I analyzed the field and garden soil from the previous post, and it’s clear under the microscope that the structure is quite different between them. This is probably why there was a big difference in clarity when the samples had settled.
A single soil sample can vary quite a bit under the microscope, so I included two photos from each one to give a general idea of how they looked. I just held my iPhone up to the eyepiece on the microscope to take the pictures, so they are not the greatest quality. All photos are taken at 400x magnification.
What causes this difference?
The answer is probably humus. Humus is essentially the end of the line for living organisms. When something dies (a plant or animal), it is decomposed by a progression of smaller and smaller organisms. This process breaks large organic molecules down into smaller ones. Then, the material goes through mineralization and humification, both done by microorganisms. The microbes will transform organic matter into inorganic components (mineralization) and humic substances (humification). After humification, the material is considered stable (to varying extents), which means it has reduced or lost its potential to be broken down or mineralized further.
Humus benefits the soil in a number of ways. I might write a more in depth post on humus in the future, if there is any interest in that. For now, I’m just interested in the binding ability, since this is what most likely created the difference in clarity between the above samples. Humus causes particles in the soil to become organized into clumps, which improve the soil’s porosity and ability to hold water. You can see that the field soil, which has less organic matter, is just a dense carpet of small particles, while the garden soil is significantly less cluttered.
Microscopic organisms that live in the soil actually live in water. They survive in the thin film of water that surrounds soil particles, so despite living in soil, they actually swim to get around. Imagine a creature like the ciliate pictured below swimming in the soil on the right, compared to the soil on the left. Even if the amount of food available for it in each soil was the same, it would probably survive better in the “cleaner” soil, simply because it would be easier to get around and hunt. It would be like the difference between running on sand versus a paved surface.

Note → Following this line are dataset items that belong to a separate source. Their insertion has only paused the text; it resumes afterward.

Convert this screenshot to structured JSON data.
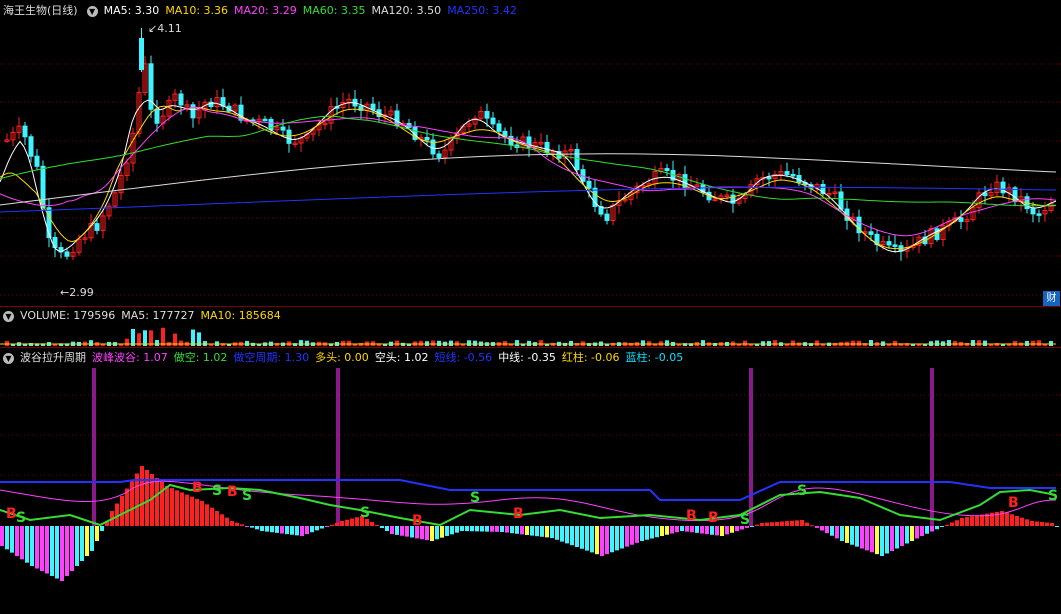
{
  "main": {
    "title": "海王生物(日线)",
    "ma": [
      {
        "label": "MA5: ",
        "value": "3.30",
        "color": "#ffffff"
      },
      {
        "label": "MA10: ",
        "value": "3.36",
        "color": "#ffd700"
      },
      {
        "label": "MA20: ",
        "value": "3.29",
        "color": "#ff40ff"
      },
      {
        "label": "MA60: ",
        "value": "3.35",
        "color": "#33dd33"
      },
      {
        "label": "MA120: ",
        "value": "3.50",
        "color": "#dddddd"
      },
      {
        "label": "MA250: ",
        "value": "3.42",
        "color": "#2233ff"
      }
    ],
    "high_label": "4.11",
    "low_label": "2.99",
    "fin_badge": "财"
  },
  "volume": {
    "title": "VOLUME: ",
    "value": "179596",
    "ma5_label": "MA5: ",
    "ma5_value": "177727",
    "ma10_label": "MA10: ",
    "ma10_value": "185684"
  },
  "indicator": {
    "title": "波谷拉升周期",
    "items": [
      {
        "label": "波峰波谷: ",
        "value": "1.07",
        "color": "#ff40ff"
      },
      {
        "label": "做空: ",
        "value": "1.02",
        "color": "#33dd33"
      },
      {
        "label": "做空周期: ",
        "value": "1.30",
        "color": "#2233ff"
      },
      {
        "label": "多头: ",
        "value": "0.00",
        "color": "#ffd700"
      },
      {
        "label": "空头: ",
        "value": "1.02",
        "color": "#ffffff"
      },
      {
        "label": "短线: ",
        "value": "-0.56",
        "color": "#2233ff"
      },
      {
        "label": "中线: ",
        "value": "-0.35",
        "color": "#ffffff"
      },
      {
        "label": "红柱: ",
        "value": "-0.06",
        "color": "#ffd700"
      },
      {
        "label": "蓝柱: ",
        "value": "-0.05",
        "color": "#00e5ff"
      }
    ],
    "markers": [
      "B",
      "S",
      "B",
      "S",
      "B",
      "S",
      "S",
      "B",
      "S",
      "B",
      "B",
      "B",
      "S",
      "S",
      "B",
      "S"
    ]
  },
  "colors": {
    "up": "#ff2020",
    "down": "#3ff3ff",
    "grid": "#7a0000",
    "magenta": "#ff40ff",
    "green": "#33dd33",
    "yellow": "#ffff40",
    "blue": "#2233ff",
    "purple": "#8a1a8a"
  }
}
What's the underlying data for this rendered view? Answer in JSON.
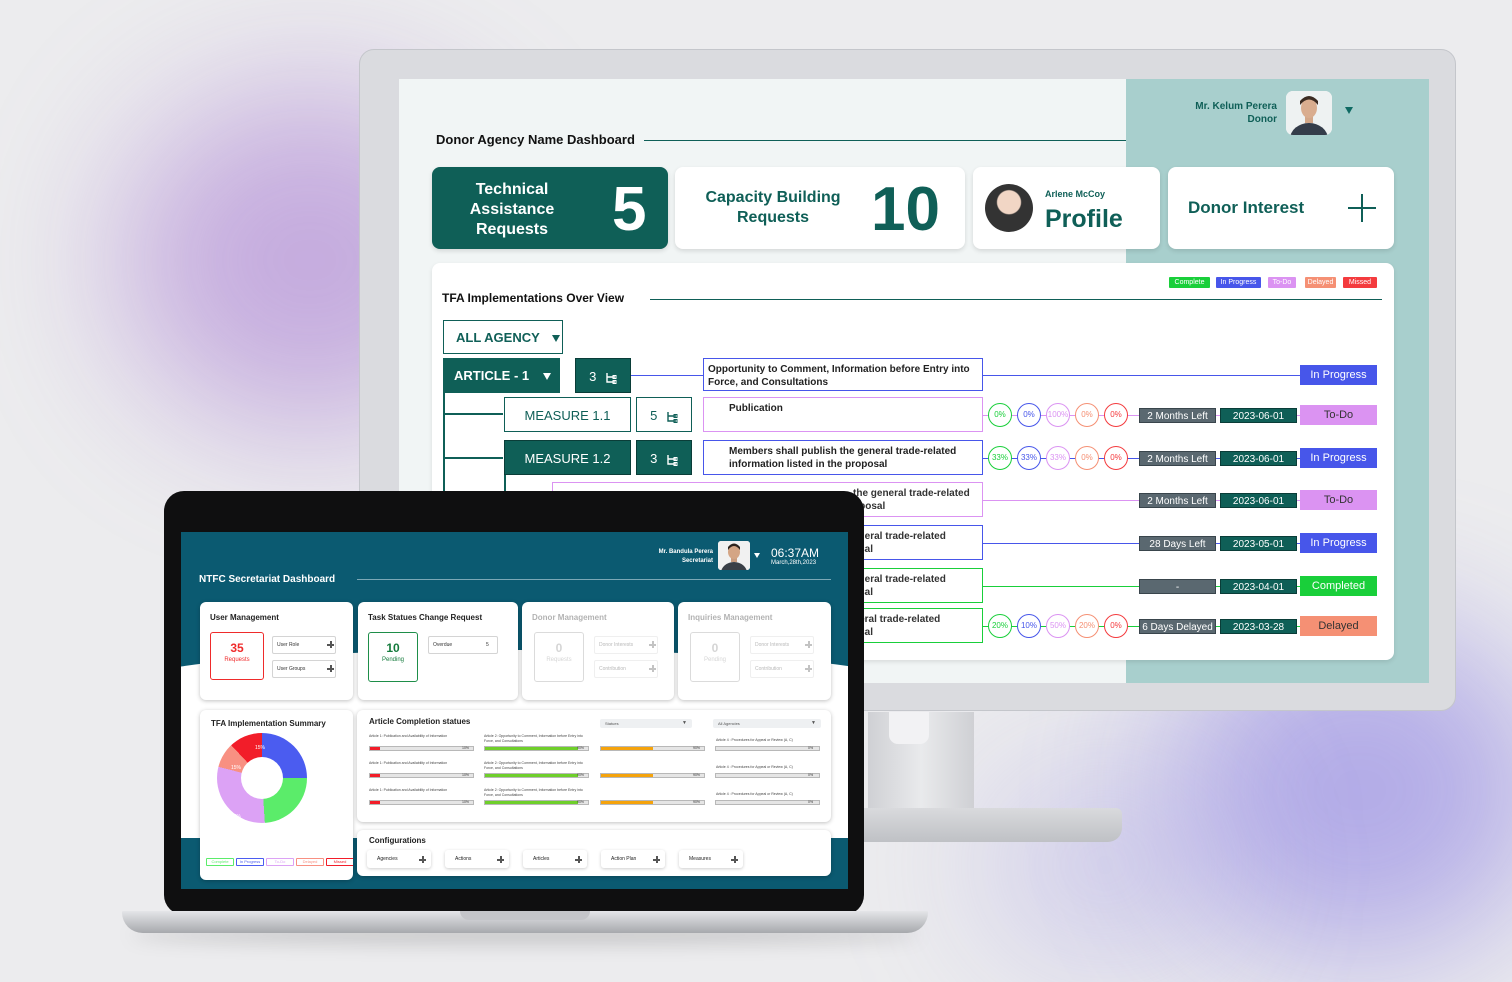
{
  "monitor": {
    "user": {
      "name": "Mr. Kelum Perera",
      "role": "Donor"
    },
    "dashboard_title": "Donor Agency Name  Dashboard",
    "cards": {
      "technical": {
        "label": "Technical Assistance Requests",
        "count": "5"
      },
      "capacity": {
        "label": "Capacity Building Requests",
        "count": "10"
      },
      "profile": {
        "name": "Arlene McCoy",
        "label": "Profile"
      },
      "donor": {
        "label": "Donor Interest"
      }
    },
    "panel": {
      "title": "TFA Implementations Over View",
      "legend": [
        {
          "label": "Complete",
          "color": "#19cf3a"
        },
        {
          "label": "In Progress",
          "color": "#4756ea"
        },
        {
          "label": "To-Do",
          "color": "#db93f2"
        },
        {
          "label": "Delayed",
          "color": "#f59074"
        },
        {
          "label": "Missed",
          "color": "#f43b3e"
        }
      ],
      "agency_select": "ALL AGENCY",
      "article": {
        "label": "ARTICLE - 1",
        "count": "3"
      },
      "measures": [
        {
          "label": "MEASURE 1.1",
          "count": "5"
        },
        {
          "label": "MEASURE 1.2",
          "count": "3"
        }
      ],
      "rows": [
        {
          "topic": "Opportunity to Comment, Information before Entry into Force, and Consultations",
          "line_color": "#4756ea",
          "status": "In Progress",
          "status_color": "#4756ea",
          "status_text_color": "#ffffff"
        },
        {
          "topic": "Publication",
          "line_color": "#db93f2",
          "circles": [
            "0%",
            "0%",
            "100%",
            "0%",
            "0%"
          ],
          "deadline": "2 Months Left",
          "date": "2023-06-01",
          "status": "To-Do",
          "status_color": "#db93f2",
          "status_text_color": "#333333"
        },
        {
          "topic": "Members shall publish the general trade-related information listed in the proposal",
          "line_color": "#4756ea",
          "circles": [
            "33%",
            "33%",
            "33%",
            "0%",
            "0%"
          ],
          "deadline": "2 Months Left",
          "date": "2023-06-01",
          "status": "In Progress",
          "status_color": "#4756ea",
          "status_text_color": "#ffffff"
        },
        {
          "topic": "the general trade-related",
          "topic2": "oposal",
          "line_color": "#db93f2",
          "deadline": "2 Months Left",
          "date": "2023-06-01",
          "status": "To-Do",
          "status_color": "#db93f2",
          "status_text_color": "#333333"
        },
        {
          "topic": "eneral trade-related",
          "topic2": "osal",
          "line_color": "#4756ea",
          "deadline": "28 Days Left",
          "date": "2023-05-01",
          "status": "In Progress",
          "status_color": "#4756ea",
          "status_text_color": "#ffffff"
        },
        {
          "topic": "eneral trade-related",
          "topic2": "osal",
          "line_color": "#19cf3a",
          "deadline": "-",
          "date": "2023-04-01",
          "status": "Completed",
          "status_color": "#19cf3a",
          "status_text_color": "#ffffff"
        },
        {
          "topic": "neral trade-related",
          "topic2": "osal",
          "line_color": "#19cf3a",
          "circles": [
            "20%",
            "10%",
            "50%",
            "20%",
            "0%"
          ],
          "deadline": "6 Days Delayed",
          "date": "2023-03-28",
          "status": "Delayed",
          "status_color": "#f59074",
          "status_text_color": "#333333"
        }
      ]
    }
  },
  "laptop": {
    "user": {
      "name": "Mr. Bandula Perera",
      "role": "Secretariat"
    },
    "time": "06:37AM",
    "date": "March,28th,2023",
    "dashboard_title": "NTFC Secretariat Dashboard",
    "cards": {
      "user_mgmt": {
        "title": "User Management",
        "count": "35",
        "sub": "Requests",
        "btn1": "User Role",
        "btn2": "User Groups"
      },
      "task": {
        "title": "Task Statues Change Request",
        "count": "10",
        "sub": "Pending",
        "overdue_label": "Overdue",
        "overdue_count": "5"
      },
      "donor_mgmt": {
        "title": "Donor Management",
        "count": "0",
        "sub": "Requests",
        "btn1": "Donor Interests",
        "btn2": "Contribution"
      },
      "inquiries": {
        "title": "Inquiries Management",
        "count": "0",
        "sub": "Pending",
        "btn1": "Donor Interests",
        "btn2": "Contribution"
      }
    },
    "summary": {
      "title": "TFA Implementation Summary",
      "legend": [
        "Complete",
        "In Progress",
        "To-Do",
        "Delayed",
        "Missed"
      ]
    },
    "articles": {
      "title": "Article Completion statues",
      "status_filter": "Statues",
      "agency_filter": "All Agencies",
      "rows": [
        {
          "a": "Article 1: Publication and Availability of Information",
          "p1": "10%",
          "b": "Article 2: Opportunity to Comment, Information before Entry into Force, and Consultations",
          "p2": "90%",
          "p3": "90%",
          "c": "Article 4 : Procedures for Appeal or Review (A, C)",
          "p4": "0%"
        },
        {
          "a": "Article 1: Publication and Availability of Information",
          "p1": "10%",
          "b": "Article 2: Opportunity to Comment, Information before Entry into Force, and Consultations",
          "p2": "90%",
          "p3": "90%",
          "c": "Article 4 : Procedures for Appeal or Review (A, C)",
          "p4": "0%"
        },
        {
          "a": "Article 1: Publication and Availability of Information",
          "p1": "10%",
          "b": "Article 2: Opportunity to Comment, Information before Entry into Force, and Consultations",
          "p2": "90%",
          "p3": "90%",
          "c": "Article 4 : Procedures for Appeal or Review (A, C)",
          "p4": "0%"
        }
      ]
    },
    "config": {
      "title": "Configurations",
      "buttons": [
        "Agencies",
        "Actions",
        "Articles",
        "Action Plan",
        "Measures"
      ]
    }
  },
  "chart_data": {
    "type": "pie",
    "title": "TFA Implementation Summary",
    "categories": [
      "In Progress",
      "Complete",
      "To-Do",
      "Delayed",
      "Missed"
    ],
    "values": [
      45,
      45,
      30,
      15,
      15
    ],
    "labels": [
      "45%",
      "45%",
      "30%",
      "15%",
      "15%"
    ],
    "colors": [
      "#4b5cf0",
      "#5bec6a",
      "#dca2f5",
      "#f89082",
      "#f21d29"
    ],
    "legend": "bottom"
  }
}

So even with this single factor considered, it would make sense that only a dense population of bacteria and a few tiny flagellates were found in the field soil. There is probably a lack of predation from creatures higher on the food chain (such as protozoa which prey on bacteria), which means there may be less biodiversity in this soil ecosystem. The garden soil had many different kinds of bacteria, but fewer of them overall. I found almost no protozoa in the field soil, but many different kinds in the garden soil, including both flagellates and ciliates. I have been looking at agricultural soil samples under the microscope for two years now, and this kind of result is consistent with almost every field we have sampled from.
Going back to the original post, which showed these two jars next to each other…

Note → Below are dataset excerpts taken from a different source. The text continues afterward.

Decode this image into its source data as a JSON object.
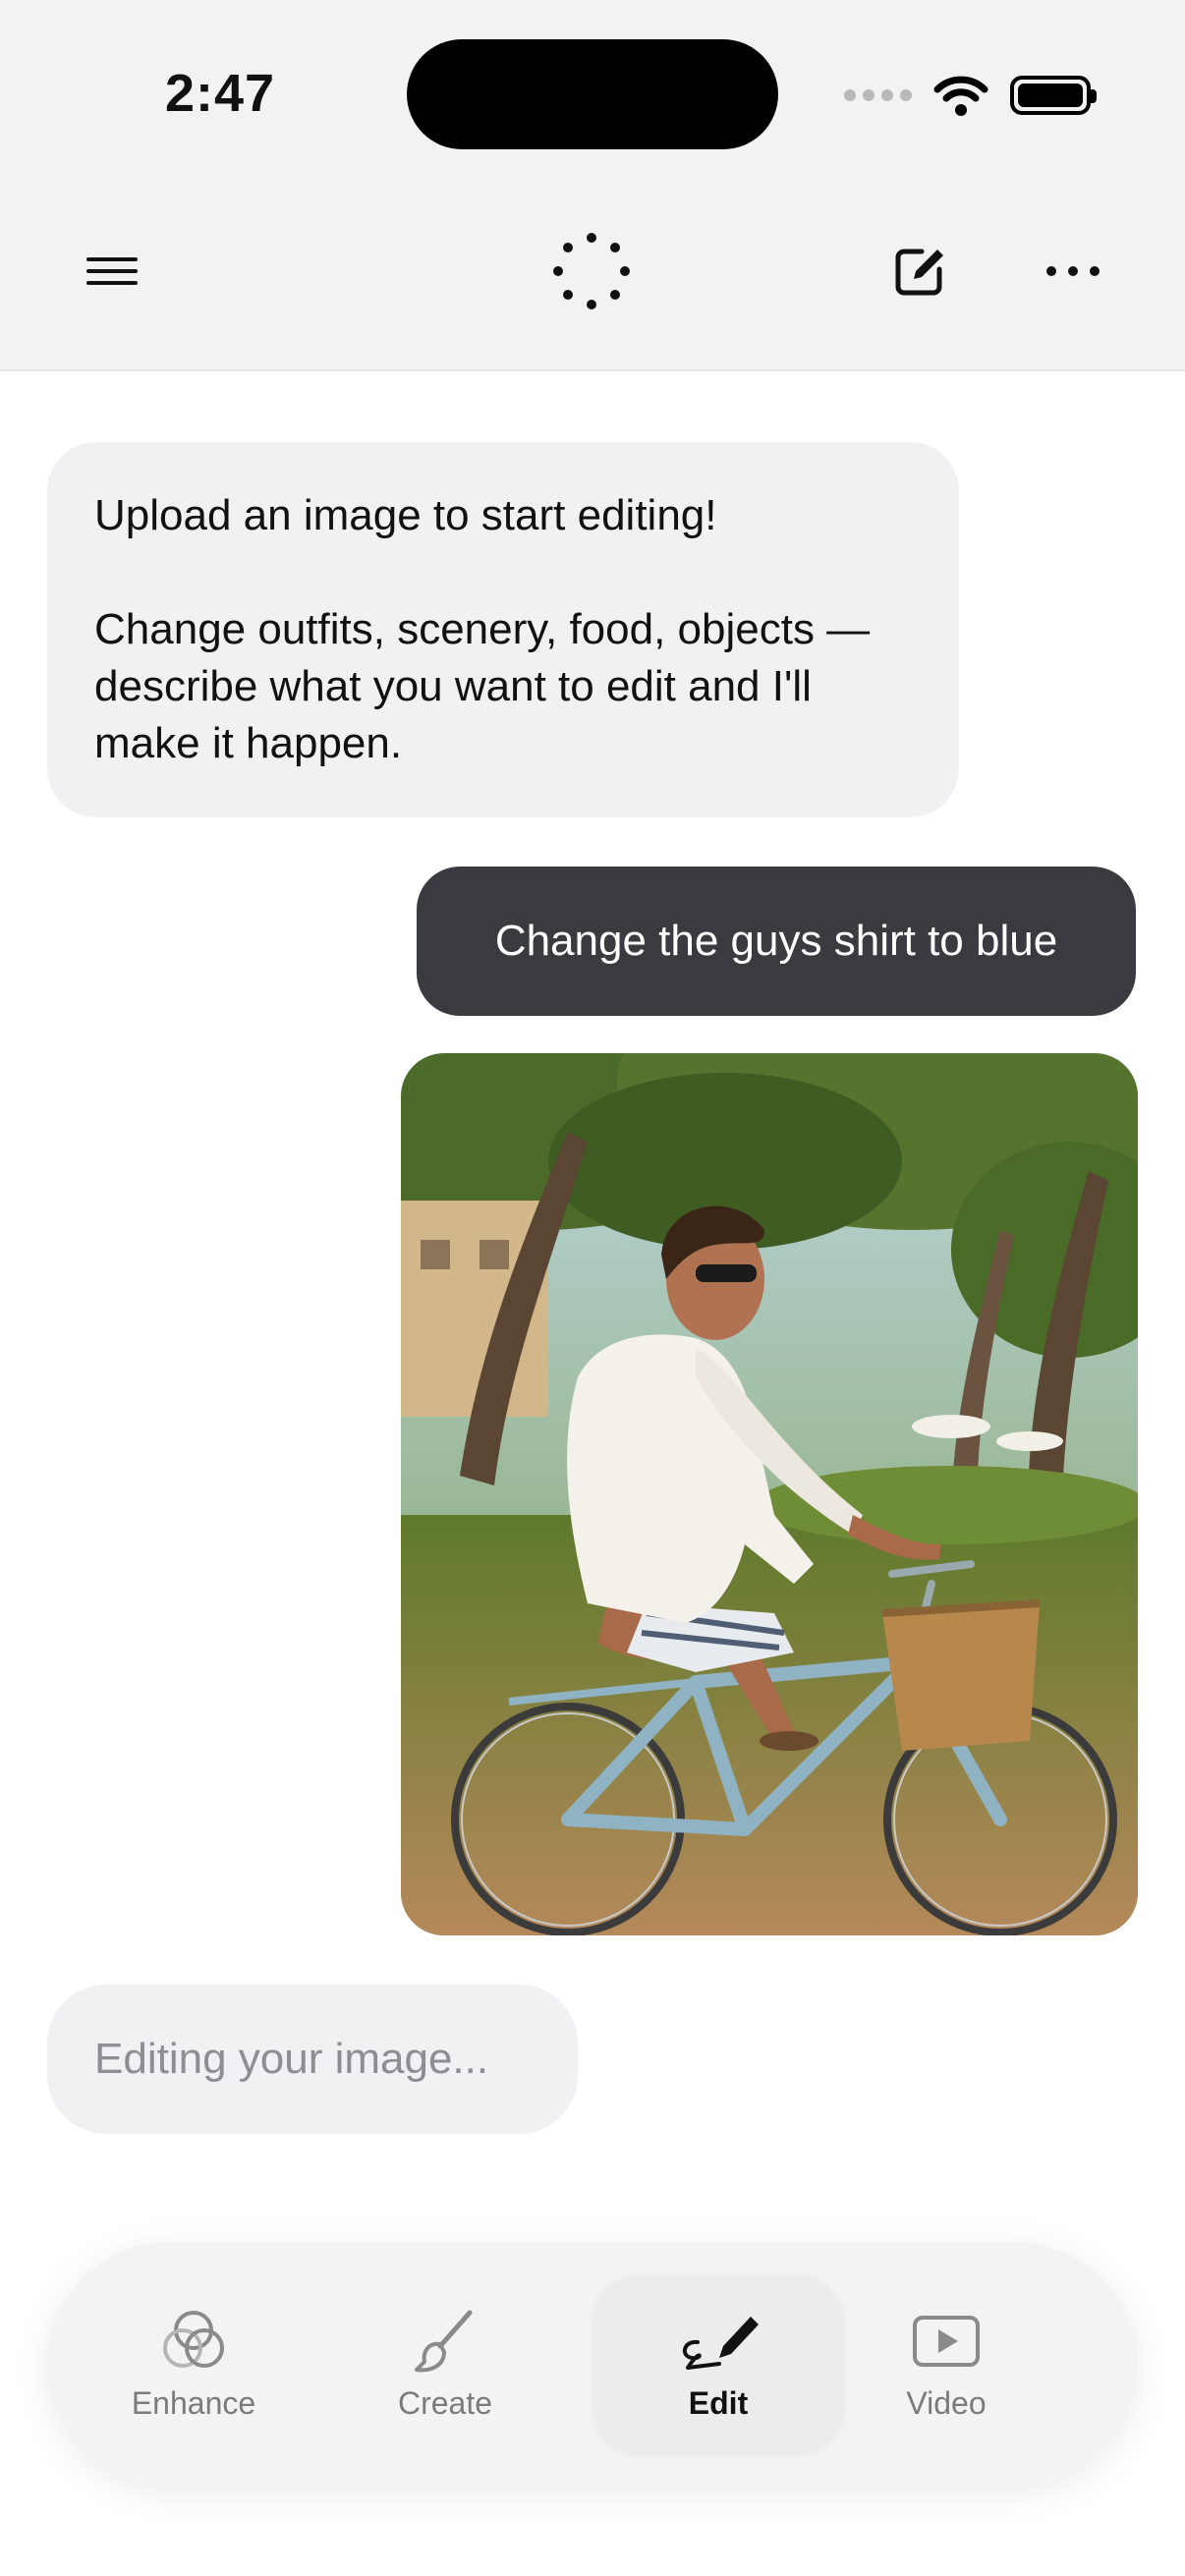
{
  "status_bar": {
    "time": "2:47"
  },
  "header": {
    "menu_icon": "hamburger-icon",
    "loading_icon": "dotted-spinner-icon",
    "compose_icon": "compose-icon",
    "more_icon": "ellipsis-icon"
  },
  "chat": {
    "bot_message": {
      "line1": "Upload an image to start editing!",
      "line2": "Change outfits, scenery, food, objects — describe what you want to edit and I'll make it happen."
    },
    "user_message": "Change the guys shirt to blue",
    "status_message": "Editing your image..."
  },
  "tabs": [
    {
      "label": "Enhance",
      "icon": "overlapping-circles-icon",
      "active": false
    },
    {
      "label": "Create",
      "icon": "paintbrush-icon",
      "active": false
    },
    {
      "label": "Edit",
      "icon": "pencil-scribble-icon",
      "active": true
    },
    {
      "label": "Video",
      "icon": "play-video-icon",
      "active": false
    }
  ],
  "colors": {
    "user_bubble": "#3a3b40",
    "bot_bubble": "#f1f1f4",
    "header_bg": "#f2f2f2"
  }
}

… I think we now have a better idea of why one was so clear and the other was so cloudy. The field soil is full of tiny particles and vast populations of bacteria, whereas the garden soil had more structured soil with greater biodiversity.
So what does this mean for plant growth?
Here was the result of a sprouting test using the two different soils. Without looking at the labels, can you guess which one was which?
You probably figured out that the left is the garden soil. Even a hardy, fast sprouting plant like cress struggled to survive at all, but flourished in the garden soil. Why might this be?
An even better question: why is a farm producing soil like this, and why is this considered normal?